Tag: SPO

Did you know … you can add manager approvals in Microsoft Flow?

In my previous post, I demonstrated how the Office 365 User search could be used to record a Form responder’s email address instead of their logon ID. But other information about the user is available too – including their manager. This means you can use Flow to build workflows that require manager approval where “manager” is dynamically determined. How?

Select the “Get manager (V2)” action from the “Office 365 User” connector.

In this example, I am extending the sample workflow that creates a SPO list item from a Forms submission. I have inserted a step after getting the responder’s profile information. Click in the “User (UPN)” and select the input that contains the responder’s account (which, again, Forms calls an e-mail address)

Insert a new action

Search for and select “Approvals” and then select the “Start and wait for an approval (V2)” action.

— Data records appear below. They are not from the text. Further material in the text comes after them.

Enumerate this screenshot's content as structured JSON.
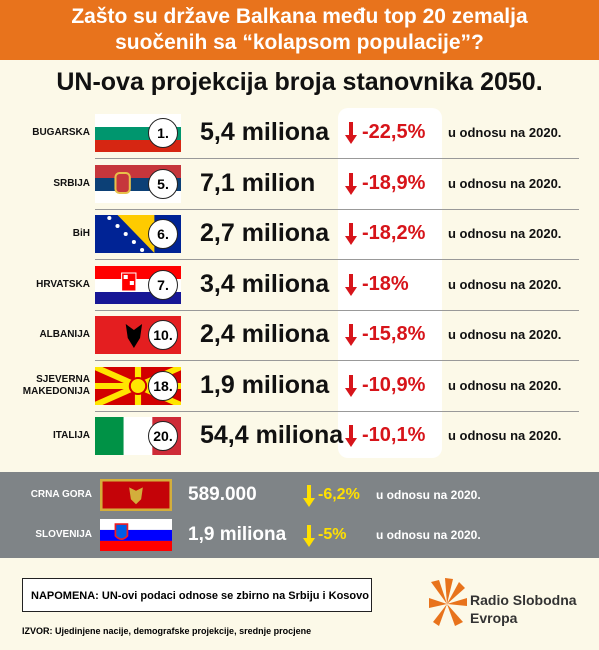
{
  "header": {
    "title_lines": [
      "Zašto su države Balkana među top 20 zemalja",
      "suočenih sa “kolapsom populacije”?"
    ]
  },
  "subtitle": "UN-ova projekcija broja stanovnika 2050.",
  "rows": [
    {
      "country": "BUGARSKA",
      "rank": "1.",
      "population": "5,4 miliona",
      "change": "-22,5%",
      "note": "u odnosu na 2020."
    },
    {
      "country": "SRBIJA",
      "rank": "5.",
      "population": "7,1 milion",
      "change": "-18,9%",
      "note": "u odnosu na 2020."
    },
    {
      "country": "BiH",
      "rank": "6.",
      "population": "2,7 miliona",
      "change": "-18,2%",
      "note": "u odnosu na 2020."
    },
    {
      "country": "HRVATSKA",
      "rank": "7.",
      "population": "3,4 miliona",
      "change": "-18%",
      "note": "u odnosu na 2020."
    },
    {
      "country": "ALBANIJA",
      "rank": "10.",
      "population": "2,4 miliona",
      "change": "-15,8%",
      "note": "u odnosu na 2020."
    },
    {
      "country": "SJEVERNA MAKEDONIJA",
      "rank": "18.",
      "population": "1,9 miliona",
      "change": "-10,9%",
      "note": "u odnosu na 2020."
    },
    {
      "country": "ITALIJA",
      "rank": "20.",
      "population": "54,4 miliona",
      "change": "-10,1%",
      "note": "u odnosu na 2020."
    }
  ],
  "others": [
    {
      "country": "CRNA GORA",
      "population": "589.000",
      "change": "-6,2%",
      "note": "u odnosu na 2020."
    },
    {
      "country": "SLOVENIJA",
      "population": "1,9 miliona",
      "change": "-5%",
      "note": "u odnosu na 2020."
    }
  ],
  "note": "NAPOMENA: UN-ovi podaci odnose se zbirno na Srbiju i Kosovo",
  "source": "IZVOR: Ujedinjene nacije, demografske projekcije, srednje procjene",
  "logo": {
    "lines": [
      "Radio Slobodna",
      "Evropa"
    ]
  }
}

Click the drop-down for “Approval type” – since I am only adding a single approver, the first two options are essentially the same. I can, however, use “Everyone must approve” to have more than one level of manager required for approval, or a manager plus static application owner.

To assign the approval, find the dynamic content from the manager lookup and select “Mail” from that section. Add details that will appear in the approval notification – something to clearly explain what the person is approving.

Save your workflow. Now when a Form response is submitted, the responder’s manager will receive an e-mail which allows them to approve or reject the request.

If they use the Flow site, they will see the approval in their Approvals section.

 

Did you know … you can store Microsoft Forms responses in a SharePoint Online list with Flow?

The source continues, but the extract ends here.